Featuring one of the best story modes out there, Dragon Ball Z: Budokai Tenkaichi 2 had easy to learn combat mechanics that became deeper the more the player mastered them. Having five teammates was a nice touch and players felt like they were in the anime, rather than a video game.
One glaring omission was the lack of a level up feature, the characters were as strong in the first fight as they were in the last. Leveling was something becoming a standard in the Dragon Ball Z video games and felt like a step backward.
Dragon Ball Z: Raging Blast 2 was a great game that took the series in a fun direction. The Raging Soul mechanic was both powerful and risky, the story mode... sorry, Galaxy Mode, was well written and had great what-if scenarios.
What made the game great were challenging boss battles that truly made you feel like a hero, or villain if that’s who you chose, the game wasn’t going to hold your hand and you had to earn those victories.
While the game is dated having come out in 2005, it deserves a spot on the list for one of the more interesting what-if story modes in Dragon Ball Z gaming. The Story Mode has the player choose one of 15 characters to fight through various plot lines and what-if scenarios.
What makes this game stand out is that the player's actions can alter these scenarios and events. This can lead to interesting plot paths such as Goku dying before ever fighting Cell or Piccolo obtaining the powers of Majin in the Buu saga. It was the first game to come close to making your actions and failures matter in terms of the story being told.
Dragon Ball Xenoverse 2 took everything the first game did and improved upon it while shedding away anything that made it bad. The end result was a very polished game that felt somewhere between an expansion and a sequel.
The story was pretty much the same, but with added characters and plot lines. The grind was still there, but felt much more fair. They even included the awesome ability to port over your character and progress from the first game to the second so you weren’t starting from scratch again. It was a great improvement on the series.
This game earns the number three spot for having a massive roster including practically any character you can think of from the Dragon Ball, Dragon Ball Z, Dragon Ball GT series and the spin-off movies. We’re talking fan favorites like Hercule Satan down to Cui, one of Frieza’s henchmen, and all of them are unlocked and available to play as soon as you start the game.
The gameplay was standard and the story was subpar, but it was hard to care when you could take your enemies down as Bulma or Dr.
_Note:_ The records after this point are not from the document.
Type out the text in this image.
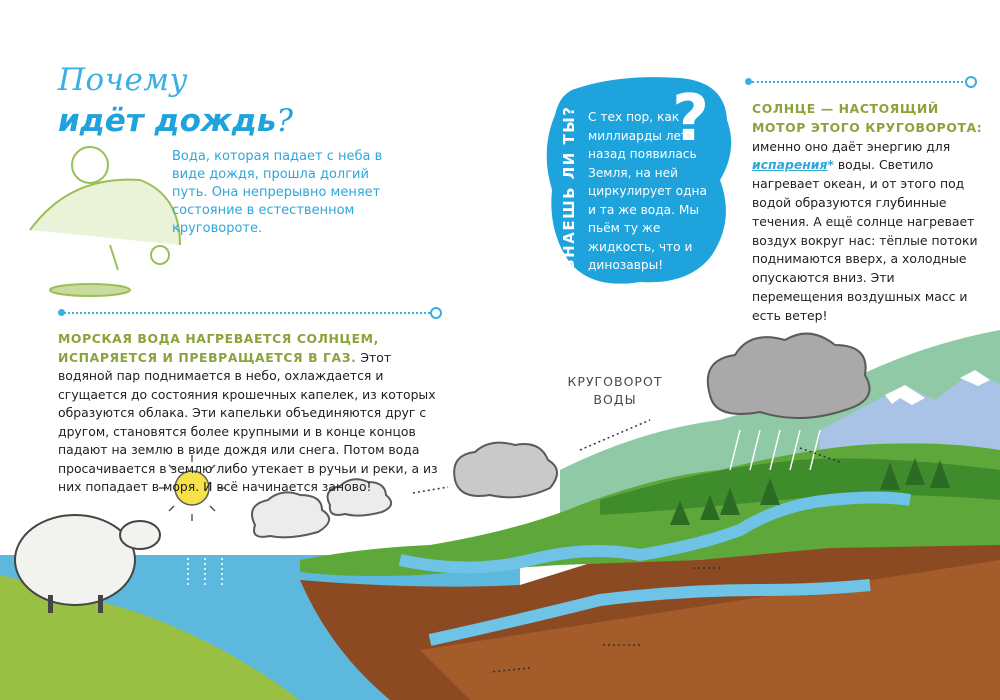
Почему
идёт дождь?
Вода, которая падает с неба в виде дождя, прошла долгий путь. Она непрерывно меняет состояние в естественном круговороте.
МОРСКАЯ ВОДА НАГРЕВАЕТСЯ СОЛНЦЕМ, ИСПАРЯЕТСЯ И ПРЕВРАЩАЕТСЯ В ГАЗ. Этот водяной пар поднимается в небо, охлаждается и сгущается до состояния крошечных капелек, из которых образуются облака. Эти капельки объединяются друг с другом, становятся более крупными и в конце концов падают на землю в виде дождя или снега. Потом вода просачивается в землю либо утекает в ручьи и реки, а из них попадает в моря. И всё начинается заново!
?
ЗНАЕШЬ ЛИ ТЫ? С тех пор, как миллиарды лет назад появилась Земля, на ней циркулирует одна и та же вода. Мы пьём ту же жидкость, что и динозавры!
СОЛНЦЕ — НАСТОЯЩИЙ МОТОР ЭТОГО КРУГОВОРОТА: именно оно даёт энергию для испарения* воды. Светило нагревает океан, и от этого под водой образуются глубинные течения. А ещё солнце нагревает воздух вокруг нас: тёплые потоки поднимаются вверх, а холодные опускаются вниз. Эти перемещения воздушных масс и есть ветер!
КРУГОВОРОТ
ВОДЫ
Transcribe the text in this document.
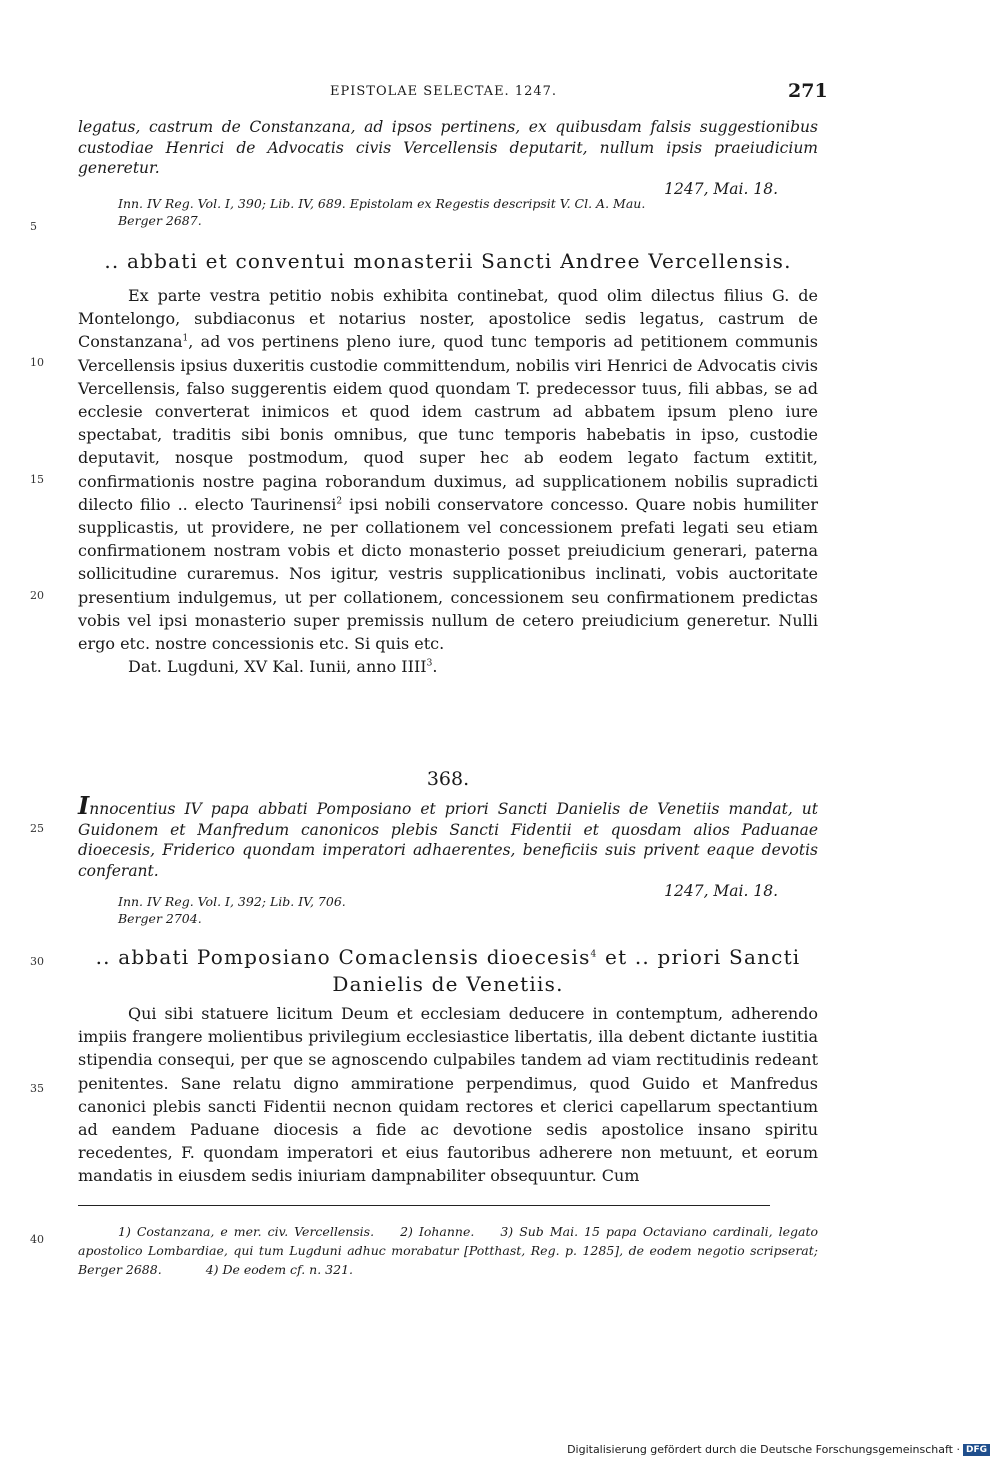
EPISTOLAE SELECTAE. 1247.	271
5
10
15
20
25
30
35
40
legatus, castrum de Constanzana, ad ipsos pertinens, ex quibusdam falsis suggestionibus custodiae Henrici de Advocatis civis Vercellensis deputarit, nullum ipsis praeiudicium generetur.
1247, Mai. 18.
Inn. IV Reg. Vol. I, 390; Lib. IV, 689. Epistolam ex Regestis descripsit V. Cl. A. Mau.
Berger 2687.
.. abbati et conventui monasterii Sancti Andree Vercellensis.

Ex parte vestra petitio nobis exhibita continebat, quod olim dilectus filius G. de Montelongo, subdiaconus et notarius noster, apostolice sedis legatus, castrum de Constanzana$^1$, ad vos pertinens pleno iure, quod tunc temporis ad petitionem communis Vercellensis ipsius duxeritis custodie committendum, nobilis viri Henrici de Advocatis civis Vercellensis, falso suggerentis eidem quod quondam T. predecessor tuus, fili abbas, se ad ecclesie converterat inimicos et quod idem castrum ad abbatem ipsum pleno iure spectabat, traditis sibi bonis omnibus, que tunc temporis habebatis in ipso, custodie deputavit, nosque postmodum, quod super hec ab eodem legato factum extitit, confirmationis nostre pagina roborandum duximus, ad supplicationem nobilis supradicti dilecto filio .. electo Taurinensi$^2$ ipsi nobili conservatore concesso. Quare nobis humiliter supplicastis, ut providere, ne per collationem vel concessionem prefati legati seu etiam confirmationem nostram vobis et dicto monasterio posset preiudicium generari, paterna sollicitudine curaremus. Nos igitur, vestris supplicationibus inclinati, vobis auctoritate presentium indulgemus, ut per collationem, concessionem seu confirmationem predictas vobis vel ipsi monasterio super premissis nullum de cetero preiudicium generetur. Nulli ergo etc. nostre concessionis etc. Si quis etc.

Dat. Lugduni, XV Kal. Iunii, anno IIII$^3$.

368.
Innocentius IV papa abbati Pomposiano et priori Sancti Danielis de Venetiis mandat, ut Guidonem et Manfredum canonicos plebis Sancti Fidentii et quosdam alios Paduanae dioecesis, Friderico quondam imperatori adhaerentes, beneficiis suis privent eaque devotis conferant.
1247, Mai. 18.
Inn. IV Reg. Vol. I, 392; Lib. IV, 706.
Berger 2704.
.. abbati Pomposiano Comaclensis dioecesis$^4$ et .. priori Sancti Danielis de Venetiis.

Qui sibi statuere licitum Deum et ecclesiam deducere in contemptum, adherendo impiis frangere molientibus privilegium ecclesiastice libertatis, illa debent dictante iustitia stipendia consequi, per que se agnoscendo culpabiles tandem ad viam rectitudinis redeant penitentes. Sane relatu digno ammiratione perpendimus, quod Guido et Manfredus canonici plebis sancti Fidentii necnon quidam rectores et clerici capellarum spectantium ad eandem Paduane diocesis a fide ac devotione sedis apostolice insano spiritu recedentes, F. quondam imperatori et eius fautoribus adherere non metuunt, et eorum mandatis in eiusdem sedis iniuriam dampnabiliter obsequuntur. Cum

1) Costanzana, e mer. civ. Vercellensis. 2) Iohanne. 3) Sub Mai. 15 papa Octaviano cardinali, legato apostolico Lombardiae, qui tum Lugduni adhuc morabatur [Potthast, Reg. p. 1285], de eodem negotio scripserat; Berger 2688.	4) De eodem cf. n. 321.
Digitalisierung gefördert durch die Deutsche Forschungsgemeinschaft · DFG
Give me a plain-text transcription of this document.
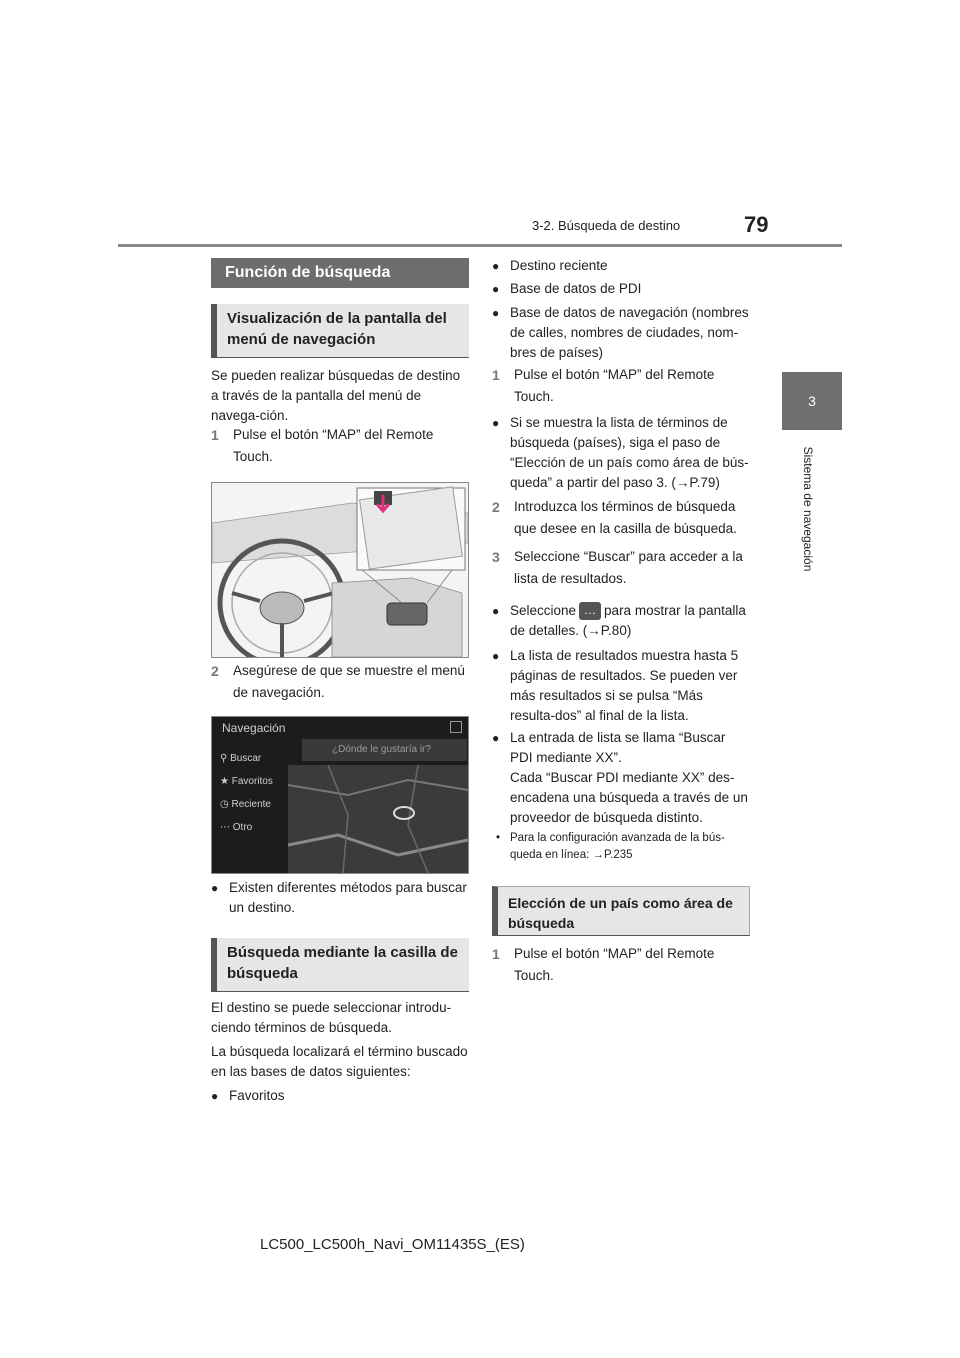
3-2. Búsqueda de destino	79
3
Sistema de navegación
Función de búsqueda
Visualización de la pantalla del menú de navegación
Se pueden realizar búsquedas de destino a través de la pantalla del menú de navega-ción.
1	Pulse el botón “MAP” del Remote Touch.
2	Asegúrese de que se muestre el menú de navegación.
Navegación
⚲ Buscar
★ Favoritos
◷ Reciente
⋯ Otro
¿Dónde le gustaría ir?
● Existen diferentes métodos para buscar un destino.
Búsqueda mediante la casilla de búsqueda
El destino se puede seleccionar introdu-ciendo términos de búsqueda.
La búsqueda localizará el término buscado en las bases de datos siguientes:
● Favoritos
● Destino reciente
● Base de datos de PDI
● Base de datos de navegación (nombres de calles, nombres de ciudades, nom-bres de países)
1	Pulse el botón “MAP” del Remote Touch.
● Si se muestra la lista de términos de búsqueda (países), siga el paso de “Elección de un país como área de bús-queda” a partir del paso 3. (→P.79)
2	Introduzca los términos de búsqueda que desee en la casilla de búsqueda.
3	Seleccione “Buscar” para acceder a la lista de resultados.
● Seleccione… para mostrar la pantalla de detalles. (→P.80)
● La lista de resultados muestra hasta 5 páginas de resultados. Se pueden ver más resultados si se pulsa “Más resulta-dos” al final de la lista.
● La entrada de lista se llama “Buscar PDI mediante XX”.
Cada “Buscar PDI mediante XX” des-encadena una búsqueda a través de un proveedor de búsqueda distinto.
• Para la configuración avanzada de la bús-queda en línea: →P.235
Elección de un país como área de búsqueda
1	Pulse el botón “MAP” del Remote Touch.
LC500_LC500h_Navi_OM11435S_(ES)
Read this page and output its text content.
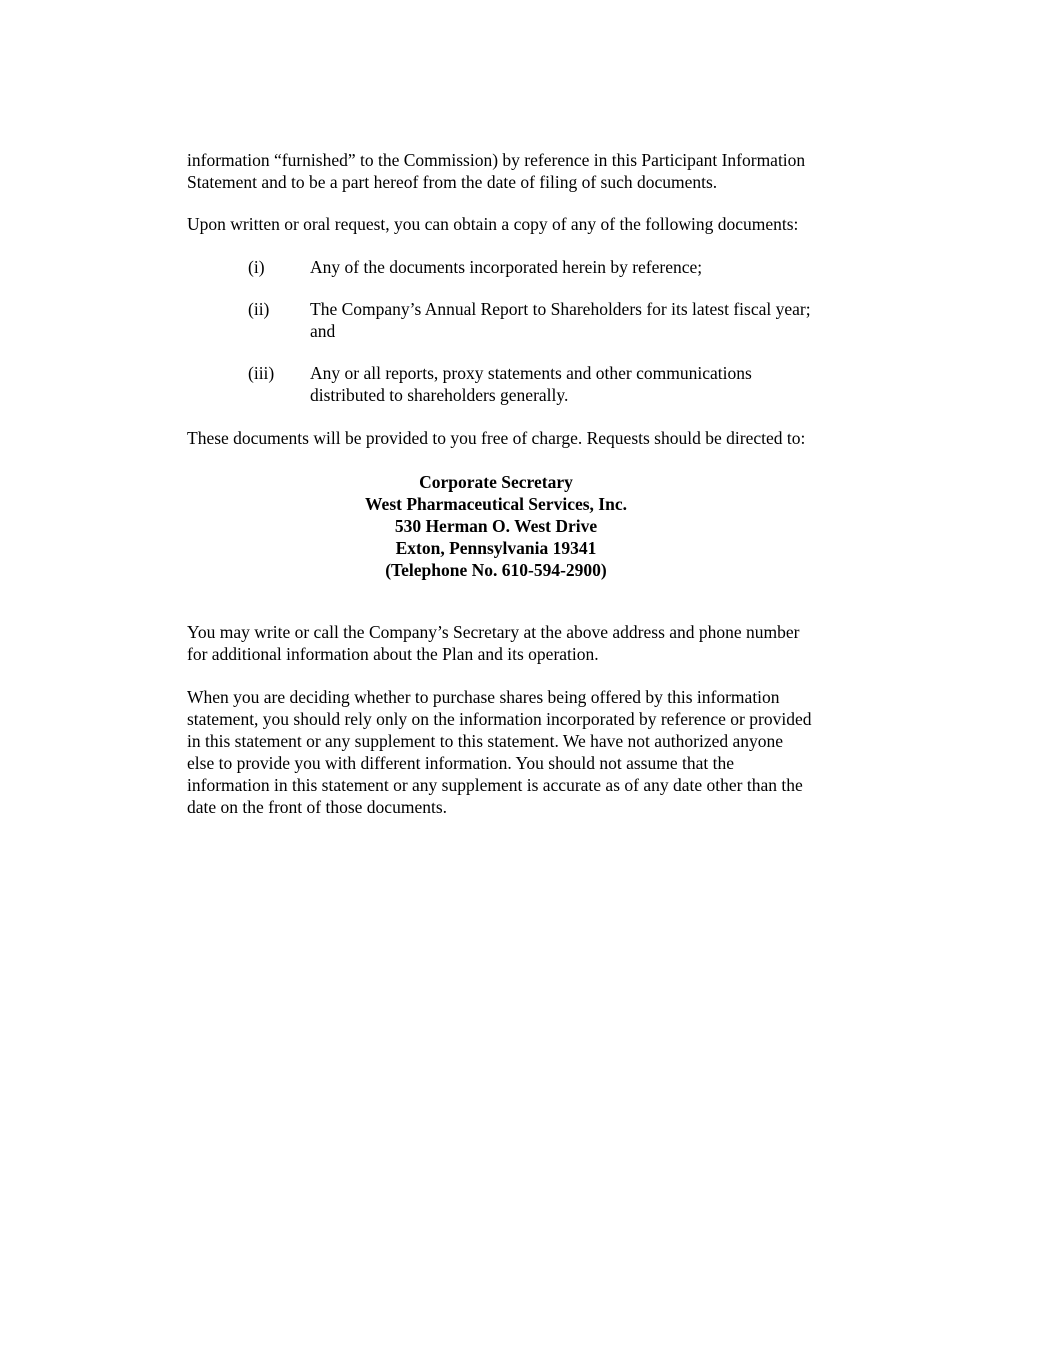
information “furnished” to the Commission) by reference in this Participant Information
Statement and to be a part hereof from the date of filing of such documents.

Upon written or oral request, you can obtain a copy of any of the following documents:

(i)	Any of the documents incorporated herein by reference;
(ii) The Company’s Annual Report to Shareholders for its latest fiscal year;
and
(iii) Any or all reports, proxy statements and other communications
distributed to shareholders generally.

These documents will be provided to you free of charge. Requests should be directed to:

Corporate Secretary
West Pharmaceutical Services, Inc.
530 Herman O. West Drive
Exton, Pennsylvania 19341
(Telephone No. 610-594-2900)

You may write or call the Company’s Secretary at the above address and phone number
for additional information about the Plan and its operation.

When you are deciding whether to purchase shares being offered by this information
statement, you should rely only on the information incorporated by reference or provided
in this statement or any supplement to this statement. We have not authorized anyone
else to provide you with different information. You should not assume that the
information in this statement or any supplement is accurate as of any date other than the
date on the front of those documents.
Wheelo.
As fun as the more random characters were in the series, Dragon Ball Z: Budokai 3 was proof that having a solid cast of heavy hitters, and a few fan favorites, while focusing on better gameplay was more important.
With customizable characters, good balance between characters, and a solid fighting system this was easily one of the best fighting games ever made for Dragonball Z. Not to mention the hilarious plot twist when Cell accidentally absorbs Krillin during his own evil story mode.
A much-needed breath of fresh air for the Dragon Ball Z video games, Dragon Ball FighterZ took a lot of what made the previous games popular and capitalized on it, while striking out and doing it’s own thing. It has all the familiar characters, included new entries from the Dragon Ball Super series like the assassin Hit and original characters unique to the game like Android 21.
That’s right, unlike other games that endlessly explore what-if scenarios, which this game does to some extent, Dragon Ball FighterZ creates an entirely new story with Dr. Gero’s previously unknown androids becoming the heroes and villains in the story. Dragon Ball FighterZ represents the best modern fighting games has to offer and bold storytelling.